Out of curiosity, I opened up one of my complete files on Dragon Warrior III GBC to see how the numbers feared there, and unlike the NES version, the HP amounts seemed to be within the threshold the Wiki mentioned, save for the sage, but as the only character who changed Class, I'll chalk that up to "Class Change Weirdness" even though he was level 33 and his stats definitely should have re-balanced by then.
Remember that the wiki claims that All Versions of DQ/DW 3 use the same formula for Max HP, but with this single screenshot, that is provably false. The NES Version clearly does not use the same formula.
This is incredibly vindicating. As I played through the games and had to frequent the Wiki I often found myself saying that aspects of the wiki were false. An example:
According to the Wiki, Orochi has a 33% chance to act twice in one turn. From my experience, on the NES version, she always acted twice in one turn.

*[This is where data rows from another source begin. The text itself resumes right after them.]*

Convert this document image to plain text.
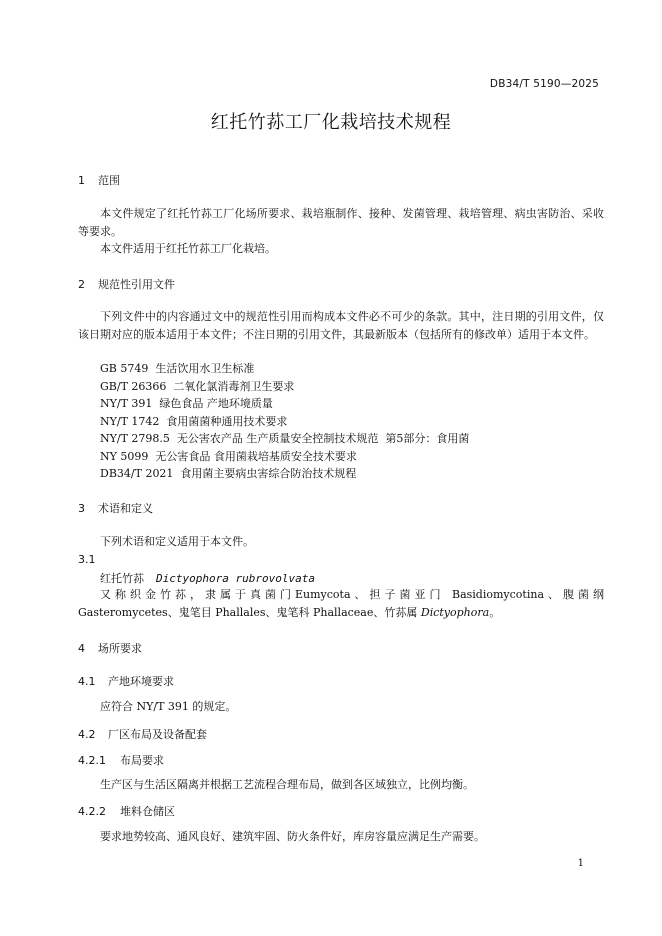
DB34/T 5190—2025
红托竹荪工厂化栽培技术规程
1 范围
本文件规定了红托竹荪工厂化场所要求、栽培瓶制作、接种、发菌管理、栽培管理、病虫害防治、采收等要求。
本文件适用于红托竹荪工厂化栽培。
2 规范性引用文件
下列文件中的内容通过文中的规范性引用而构成本文件必不可少的条款。其中，注日期的引用文件，仅该日期对应的版本适用于本文件；不注日期的引用文件，其最新版本（包括所有的修改单）适用于本文件。
GB 5749  生活饮用水卫生标准
GB/T 26366  二氧化氯消毒剂卫生要求
NY/T 391  绿色食品 产地环境质量
NY/T 1742  食用菌菌种通用技术要求
NY/T 2798.5  无公害农产品 生产质量安全控制技术规范  第5部分：食用菌
NY 5099  无公害食品 食用菌栽培基质安全技术要求
DB34/T 2021  食用菌主要病虫害综合防治技术规程
3 术语和定义
下列术语和定义适用于本文件。
3.1
红托竹荪 Dictyophora rubrovolvata
又称织金竹荪，隶属于真菌门Eumycota、担子菌亚门 Basidiomycotina、腹菌纲 Gasteromycetes、鬼笔目 Phallales、鬼笔科 Phallaceae、竹荪属 Dictyophora。
4 场所要求
4.1 产地环境要求
应符合 NY/T 391 的规定。
4.2 厂区布局及设备配套
4.2.1 布局要求
生产区与生活区隔离并根据工艺流程合理布局，做到各区域独立，比例均衡。
4.2.2 堆料仓储区
要求地势较高、通风良好、建筑牢固、防火条件好，库房容量应满足生产需要。
1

Now, this is, once again, a statistic, and it is very well statistically possible that I just got absurdly unlucky, but with the proof that I have that the Wiki got the numbers wrong when it comes to the formula for Max HP, can we at least agree, that even though I don't have any proof that this statistic specifically is wrong, that I at least have the right to be skeptical about it?
Either I'm The Most Unlucky Person In Existence and throughout 4 battles spanning many turns, she never failed the dice roll and it was a coincidence that she always acted twice
Or, maybe, just maybe... The Wiki is wrong.